One week later, however, I nearly choked on my morning Diet Coke when I read the first paragraph of a Washington Post editorial written by Arthur Levine, former president of Teachers College, Columbia University. Now, before getting to the paragraph in question, a confession. I’ve never met Professor Levine, but he’s somewhat of a hero of mine. In fact, I have a dog-eared copy of his seminal report on colleges of education on my desk (which I refer to almost daily), and at my request, NewSchools reached out to him to seek his official support for GREAT. But at least for right now, that support is not forthcoming – though that may be because of some confusion over what the bill actually does. As Levine wrote (with my emphasis added):
A bill recently introduced in Congress, the GREAT Teachers and Principals Act, would designate programs based outside of universities as special academies for preparing teachers and principals. This misses the fundamental problem: a number of the nation’s teacher education programs are failing. It makes more sense to close the weak programs than to pay to create bandaids over them.

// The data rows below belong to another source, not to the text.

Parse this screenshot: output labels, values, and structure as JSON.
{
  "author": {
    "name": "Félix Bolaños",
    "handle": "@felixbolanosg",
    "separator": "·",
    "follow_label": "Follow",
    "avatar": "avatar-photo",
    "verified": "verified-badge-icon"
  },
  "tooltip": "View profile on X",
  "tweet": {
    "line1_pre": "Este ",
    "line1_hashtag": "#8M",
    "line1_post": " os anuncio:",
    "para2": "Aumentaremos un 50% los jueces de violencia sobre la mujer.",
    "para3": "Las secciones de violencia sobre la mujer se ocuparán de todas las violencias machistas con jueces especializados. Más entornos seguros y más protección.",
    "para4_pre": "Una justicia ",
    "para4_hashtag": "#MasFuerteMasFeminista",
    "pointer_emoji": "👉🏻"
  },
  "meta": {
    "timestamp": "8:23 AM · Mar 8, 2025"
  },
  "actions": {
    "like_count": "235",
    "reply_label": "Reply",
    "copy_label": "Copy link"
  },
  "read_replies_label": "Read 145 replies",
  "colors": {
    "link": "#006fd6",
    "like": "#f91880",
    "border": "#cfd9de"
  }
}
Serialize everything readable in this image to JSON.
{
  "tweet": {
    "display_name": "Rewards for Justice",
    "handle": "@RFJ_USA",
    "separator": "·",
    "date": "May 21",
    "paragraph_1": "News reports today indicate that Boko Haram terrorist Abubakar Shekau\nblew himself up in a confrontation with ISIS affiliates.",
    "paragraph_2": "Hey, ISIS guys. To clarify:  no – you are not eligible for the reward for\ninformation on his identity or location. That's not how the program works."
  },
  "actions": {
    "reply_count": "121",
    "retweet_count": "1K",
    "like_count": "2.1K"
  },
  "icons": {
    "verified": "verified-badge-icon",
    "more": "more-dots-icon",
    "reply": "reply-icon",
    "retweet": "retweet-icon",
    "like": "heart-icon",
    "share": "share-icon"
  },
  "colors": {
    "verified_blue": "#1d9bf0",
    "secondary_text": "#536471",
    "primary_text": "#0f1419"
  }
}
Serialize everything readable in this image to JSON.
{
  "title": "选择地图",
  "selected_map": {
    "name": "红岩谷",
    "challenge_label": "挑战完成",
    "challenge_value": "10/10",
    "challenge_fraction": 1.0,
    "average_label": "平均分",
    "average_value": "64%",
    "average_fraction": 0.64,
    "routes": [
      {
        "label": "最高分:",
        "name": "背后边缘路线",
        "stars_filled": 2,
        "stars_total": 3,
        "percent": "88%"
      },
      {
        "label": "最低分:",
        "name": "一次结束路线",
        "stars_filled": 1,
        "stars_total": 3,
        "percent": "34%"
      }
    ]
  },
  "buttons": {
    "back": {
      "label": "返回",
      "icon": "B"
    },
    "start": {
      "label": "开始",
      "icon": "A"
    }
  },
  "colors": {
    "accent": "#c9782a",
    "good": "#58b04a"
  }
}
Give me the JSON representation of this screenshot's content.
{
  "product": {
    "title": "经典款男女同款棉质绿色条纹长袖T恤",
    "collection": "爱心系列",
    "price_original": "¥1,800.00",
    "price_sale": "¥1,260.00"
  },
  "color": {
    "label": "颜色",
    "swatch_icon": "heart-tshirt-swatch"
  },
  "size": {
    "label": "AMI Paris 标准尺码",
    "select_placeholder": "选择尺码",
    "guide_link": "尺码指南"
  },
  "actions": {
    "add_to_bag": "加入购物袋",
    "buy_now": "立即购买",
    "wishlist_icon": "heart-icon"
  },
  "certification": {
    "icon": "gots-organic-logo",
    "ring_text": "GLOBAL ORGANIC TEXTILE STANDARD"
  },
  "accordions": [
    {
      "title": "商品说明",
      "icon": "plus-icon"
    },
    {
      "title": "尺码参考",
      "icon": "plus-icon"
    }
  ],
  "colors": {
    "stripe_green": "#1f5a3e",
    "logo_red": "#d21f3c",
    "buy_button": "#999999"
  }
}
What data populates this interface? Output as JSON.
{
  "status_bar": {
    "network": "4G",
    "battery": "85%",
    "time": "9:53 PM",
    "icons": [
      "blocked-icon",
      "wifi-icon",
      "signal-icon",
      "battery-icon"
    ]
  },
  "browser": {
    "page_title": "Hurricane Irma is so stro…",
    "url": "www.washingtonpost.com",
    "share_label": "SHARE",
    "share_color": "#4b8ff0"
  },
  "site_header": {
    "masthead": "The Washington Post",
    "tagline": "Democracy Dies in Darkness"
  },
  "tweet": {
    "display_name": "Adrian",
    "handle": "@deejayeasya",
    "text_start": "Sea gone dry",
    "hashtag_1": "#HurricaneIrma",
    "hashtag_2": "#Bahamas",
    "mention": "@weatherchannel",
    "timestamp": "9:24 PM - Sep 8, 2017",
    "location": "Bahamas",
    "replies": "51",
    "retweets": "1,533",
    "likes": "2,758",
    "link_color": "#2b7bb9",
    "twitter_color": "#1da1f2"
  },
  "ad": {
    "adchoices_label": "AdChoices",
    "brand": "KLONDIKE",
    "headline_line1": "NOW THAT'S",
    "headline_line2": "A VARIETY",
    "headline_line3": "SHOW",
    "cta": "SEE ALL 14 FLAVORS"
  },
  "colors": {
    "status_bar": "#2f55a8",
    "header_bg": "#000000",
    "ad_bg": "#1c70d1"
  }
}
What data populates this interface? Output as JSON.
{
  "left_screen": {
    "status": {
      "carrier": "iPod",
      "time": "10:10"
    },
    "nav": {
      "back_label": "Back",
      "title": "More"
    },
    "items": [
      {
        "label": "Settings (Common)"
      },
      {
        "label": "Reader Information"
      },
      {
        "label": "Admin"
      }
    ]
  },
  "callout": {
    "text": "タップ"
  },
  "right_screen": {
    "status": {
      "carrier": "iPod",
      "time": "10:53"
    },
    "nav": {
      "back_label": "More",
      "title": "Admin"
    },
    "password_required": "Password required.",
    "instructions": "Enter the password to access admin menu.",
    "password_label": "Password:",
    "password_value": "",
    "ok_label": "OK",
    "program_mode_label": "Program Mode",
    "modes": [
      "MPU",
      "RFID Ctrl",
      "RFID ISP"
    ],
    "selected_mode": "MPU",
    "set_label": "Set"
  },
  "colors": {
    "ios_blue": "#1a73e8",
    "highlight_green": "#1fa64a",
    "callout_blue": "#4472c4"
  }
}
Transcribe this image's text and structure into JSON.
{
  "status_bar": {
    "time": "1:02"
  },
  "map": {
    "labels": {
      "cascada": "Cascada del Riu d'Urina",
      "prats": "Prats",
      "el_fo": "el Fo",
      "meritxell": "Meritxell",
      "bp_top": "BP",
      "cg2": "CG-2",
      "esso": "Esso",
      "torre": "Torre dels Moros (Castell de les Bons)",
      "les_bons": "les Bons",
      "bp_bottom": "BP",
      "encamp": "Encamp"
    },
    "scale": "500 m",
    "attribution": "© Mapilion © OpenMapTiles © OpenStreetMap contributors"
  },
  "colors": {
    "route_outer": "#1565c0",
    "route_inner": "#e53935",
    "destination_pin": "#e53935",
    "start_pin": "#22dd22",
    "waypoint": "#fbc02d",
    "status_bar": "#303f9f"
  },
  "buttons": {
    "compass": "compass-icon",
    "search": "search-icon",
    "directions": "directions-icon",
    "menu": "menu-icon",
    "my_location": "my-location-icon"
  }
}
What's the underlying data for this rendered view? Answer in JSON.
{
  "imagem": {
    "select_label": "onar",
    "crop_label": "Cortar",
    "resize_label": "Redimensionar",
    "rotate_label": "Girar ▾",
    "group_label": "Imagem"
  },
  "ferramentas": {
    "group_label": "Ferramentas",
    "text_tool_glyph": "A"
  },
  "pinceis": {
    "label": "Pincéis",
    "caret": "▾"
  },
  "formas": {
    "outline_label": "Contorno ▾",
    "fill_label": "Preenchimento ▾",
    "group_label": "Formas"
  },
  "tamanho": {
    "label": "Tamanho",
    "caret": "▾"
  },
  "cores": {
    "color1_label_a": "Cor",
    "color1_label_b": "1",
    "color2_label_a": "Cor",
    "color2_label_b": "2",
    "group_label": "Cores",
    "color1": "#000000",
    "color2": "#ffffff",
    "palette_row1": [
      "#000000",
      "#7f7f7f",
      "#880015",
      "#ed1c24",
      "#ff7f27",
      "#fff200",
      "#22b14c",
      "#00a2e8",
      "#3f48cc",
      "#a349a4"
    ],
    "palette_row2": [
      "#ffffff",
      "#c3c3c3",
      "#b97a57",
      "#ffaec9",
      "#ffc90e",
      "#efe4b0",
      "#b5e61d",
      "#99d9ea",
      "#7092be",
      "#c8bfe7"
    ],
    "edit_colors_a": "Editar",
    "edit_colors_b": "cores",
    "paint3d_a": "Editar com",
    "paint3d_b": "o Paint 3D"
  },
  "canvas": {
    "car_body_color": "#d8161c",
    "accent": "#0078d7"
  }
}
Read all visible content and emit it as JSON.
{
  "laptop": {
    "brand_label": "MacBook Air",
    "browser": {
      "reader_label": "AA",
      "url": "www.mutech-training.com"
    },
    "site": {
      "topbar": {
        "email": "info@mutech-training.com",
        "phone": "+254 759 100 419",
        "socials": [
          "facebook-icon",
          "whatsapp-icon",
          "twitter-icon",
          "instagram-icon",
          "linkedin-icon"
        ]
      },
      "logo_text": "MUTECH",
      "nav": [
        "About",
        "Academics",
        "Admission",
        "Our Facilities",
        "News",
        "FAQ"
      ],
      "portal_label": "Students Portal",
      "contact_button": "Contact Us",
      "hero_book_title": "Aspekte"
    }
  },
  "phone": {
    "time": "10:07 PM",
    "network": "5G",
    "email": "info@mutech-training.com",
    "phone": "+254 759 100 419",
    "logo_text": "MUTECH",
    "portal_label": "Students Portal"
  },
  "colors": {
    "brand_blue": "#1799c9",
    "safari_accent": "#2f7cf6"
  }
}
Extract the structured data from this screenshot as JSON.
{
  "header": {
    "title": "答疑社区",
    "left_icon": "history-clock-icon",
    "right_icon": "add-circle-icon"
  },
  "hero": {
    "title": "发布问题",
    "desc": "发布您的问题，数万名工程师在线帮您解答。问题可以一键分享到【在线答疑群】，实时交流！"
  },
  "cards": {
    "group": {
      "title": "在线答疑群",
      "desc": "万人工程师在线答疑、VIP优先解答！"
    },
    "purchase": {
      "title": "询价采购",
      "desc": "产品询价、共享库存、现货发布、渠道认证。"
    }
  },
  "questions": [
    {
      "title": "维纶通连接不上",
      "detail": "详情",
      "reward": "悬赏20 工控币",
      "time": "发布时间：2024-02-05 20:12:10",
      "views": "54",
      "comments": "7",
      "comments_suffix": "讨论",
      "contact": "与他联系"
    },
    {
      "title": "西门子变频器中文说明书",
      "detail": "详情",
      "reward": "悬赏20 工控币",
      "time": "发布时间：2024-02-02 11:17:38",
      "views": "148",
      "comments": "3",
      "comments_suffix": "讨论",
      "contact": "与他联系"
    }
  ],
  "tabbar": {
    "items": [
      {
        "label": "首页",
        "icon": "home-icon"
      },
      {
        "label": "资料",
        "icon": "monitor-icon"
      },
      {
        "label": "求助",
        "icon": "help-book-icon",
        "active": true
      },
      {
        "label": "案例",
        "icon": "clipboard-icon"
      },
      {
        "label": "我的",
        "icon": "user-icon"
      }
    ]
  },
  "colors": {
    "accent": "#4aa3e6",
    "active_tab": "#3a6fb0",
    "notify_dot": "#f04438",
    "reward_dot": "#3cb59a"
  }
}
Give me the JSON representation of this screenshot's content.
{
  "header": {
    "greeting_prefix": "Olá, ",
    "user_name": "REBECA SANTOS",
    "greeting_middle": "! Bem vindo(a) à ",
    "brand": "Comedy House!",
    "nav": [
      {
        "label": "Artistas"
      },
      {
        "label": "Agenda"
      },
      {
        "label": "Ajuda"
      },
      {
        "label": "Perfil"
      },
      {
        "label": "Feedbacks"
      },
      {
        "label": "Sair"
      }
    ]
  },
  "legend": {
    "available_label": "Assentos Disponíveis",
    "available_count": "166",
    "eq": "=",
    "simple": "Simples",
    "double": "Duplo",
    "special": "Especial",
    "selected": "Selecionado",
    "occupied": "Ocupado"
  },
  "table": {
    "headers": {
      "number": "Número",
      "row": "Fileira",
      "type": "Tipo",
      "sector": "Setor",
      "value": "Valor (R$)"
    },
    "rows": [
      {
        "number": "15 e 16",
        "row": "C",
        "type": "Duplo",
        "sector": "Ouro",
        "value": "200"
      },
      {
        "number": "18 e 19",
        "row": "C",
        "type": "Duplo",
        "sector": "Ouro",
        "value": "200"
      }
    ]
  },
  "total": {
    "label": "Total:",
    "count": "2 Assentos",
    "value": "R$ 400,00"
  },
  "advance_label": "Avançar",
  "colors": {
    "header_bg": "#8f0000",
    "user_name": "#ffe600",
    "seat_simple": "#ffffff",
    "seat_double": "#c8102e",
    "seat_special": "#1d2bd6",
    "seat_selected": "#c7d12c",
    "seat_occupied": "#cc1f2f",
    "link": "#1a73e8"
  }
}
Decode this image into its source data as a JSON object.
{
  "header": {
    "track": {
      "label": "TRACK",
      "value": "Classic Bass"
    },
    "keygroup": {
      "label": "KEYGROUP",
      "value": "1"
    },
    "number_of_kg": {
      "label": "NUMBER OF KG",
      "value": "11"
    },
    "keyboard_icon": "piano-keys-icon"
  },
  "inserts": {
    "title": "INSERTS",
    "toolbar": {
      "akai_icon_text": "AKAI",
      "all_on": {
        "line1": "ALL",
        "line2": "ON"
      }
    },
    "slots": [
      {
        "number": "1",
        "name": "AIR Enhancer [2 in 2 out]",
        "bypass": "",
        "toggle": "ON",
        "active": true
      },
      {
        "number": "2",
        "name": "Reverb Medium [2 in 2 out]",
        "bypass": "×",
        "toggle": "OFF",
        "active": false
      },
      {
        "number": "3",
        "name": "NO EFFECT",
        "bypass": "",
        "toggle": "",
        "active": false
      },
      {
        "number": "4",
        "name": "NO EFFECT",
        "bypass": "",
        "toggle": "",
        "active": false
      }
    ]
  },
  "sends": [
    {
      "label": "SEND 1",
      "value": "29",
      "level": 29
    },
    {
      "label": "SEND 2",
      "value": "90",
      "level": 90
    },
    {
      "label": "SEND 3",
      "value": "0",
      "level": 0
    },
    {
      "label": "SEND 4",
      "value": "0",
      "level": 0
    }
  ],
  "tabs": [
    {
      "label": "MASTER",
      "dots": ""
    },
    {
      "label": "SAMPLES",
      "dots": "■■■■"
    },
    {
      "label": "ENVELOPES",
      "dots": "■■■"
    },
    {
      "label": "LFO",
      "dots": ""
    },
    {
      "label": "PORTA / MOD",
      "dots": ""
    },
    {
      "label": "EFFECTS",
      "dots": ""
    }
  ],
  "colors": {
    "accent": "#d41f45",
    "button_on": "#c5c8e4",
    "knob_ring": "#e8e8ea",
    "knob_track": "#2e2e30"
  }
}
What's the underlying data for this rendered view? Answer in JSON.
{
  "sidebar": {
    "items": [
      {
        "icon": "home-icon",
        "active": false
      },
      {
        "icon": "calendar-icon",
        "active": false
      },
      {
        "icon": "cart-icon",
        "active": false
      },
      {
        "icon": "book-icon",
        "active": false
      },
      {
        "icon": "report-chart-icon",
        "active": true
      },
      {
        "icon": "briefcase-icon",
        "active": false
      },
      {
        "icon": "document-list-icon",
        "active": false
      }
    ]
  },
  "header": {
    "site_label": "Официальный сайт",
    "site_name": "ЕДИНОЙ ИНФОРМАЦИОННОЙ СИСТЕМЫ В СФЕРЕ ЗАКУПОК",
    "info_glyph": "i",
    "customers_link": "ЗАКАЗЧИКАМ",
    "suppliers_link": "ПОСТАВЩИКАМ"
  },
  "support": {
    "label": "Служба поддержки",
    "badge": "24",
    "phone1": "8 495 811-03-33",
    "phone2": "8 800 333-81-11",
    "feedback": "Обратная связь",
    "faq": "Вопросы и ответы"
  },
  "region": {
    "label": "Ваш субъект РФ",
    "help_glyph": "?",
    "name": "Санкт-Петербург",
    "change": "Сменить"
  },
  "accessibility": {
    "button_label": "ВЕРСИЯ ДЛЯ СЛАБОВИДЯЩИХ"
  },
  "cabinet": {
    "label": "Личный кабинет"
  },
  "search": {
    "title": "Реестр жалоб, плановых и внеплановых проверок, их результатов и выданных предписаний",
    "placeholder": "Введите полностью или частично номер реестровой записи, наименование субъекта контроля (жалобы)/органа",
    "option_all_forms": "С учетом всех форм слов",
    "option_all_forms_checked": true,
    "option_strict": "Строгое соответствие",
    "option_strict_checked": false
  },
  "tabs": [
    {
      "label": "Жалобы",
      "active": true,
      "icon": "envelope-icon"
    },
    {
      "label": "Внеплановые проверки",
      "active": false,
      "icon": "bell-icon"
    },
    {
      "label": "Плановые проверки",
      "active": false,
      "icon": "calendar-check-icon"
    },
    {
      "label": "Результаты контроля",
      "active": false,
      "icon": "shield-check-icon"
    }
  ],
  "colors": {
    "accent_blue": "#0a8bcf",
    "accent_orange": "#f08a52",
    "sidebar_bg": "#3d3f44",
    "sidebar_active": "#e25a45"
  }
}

The key fact this overlooks, however, is that the GREAT Act supports any innovative teacher program that meet its basic criteria – selective admissions, clinical training, and graduation tied to student achievement – including programs affiliated with universities. Thus, programs such as Urban Teacher Center (which partners with Lesley University), the Urban Education Institute (the teacher-training program within the University of Chicago), the Aspire Teacher Residency (which partners with the University of the Pacific), and Relay School of Education (itself now provisionally recognized as a university in New York state), are all examples of university-affiliated teacher training programs that would be eligible for GREAT Act funding. Moreover, the University of Michigan, USC, and the University of the District of Columbia have joined the list of GREAT supporters, and they – like any other university that chooses to participate – may also be eligible for GREAT funding, if their programs comport with the core principles of the legislation.
As Levine rightly notes, “America’s university-based teacher education and school leadership programs now prepare more than 90 percent of the nation’s teachers and school administrators.” To transform at scale, there’s no question that universities will have to participate in the quiet revolution taking place around teacher training. The GREAT Act provides an incentive for them to do so. And far from being a band-aid, “it represents one of the best ideas for recruiting and inducting new teachers into a demanding, complex profession” (Professor Cuban’s words). We think so too.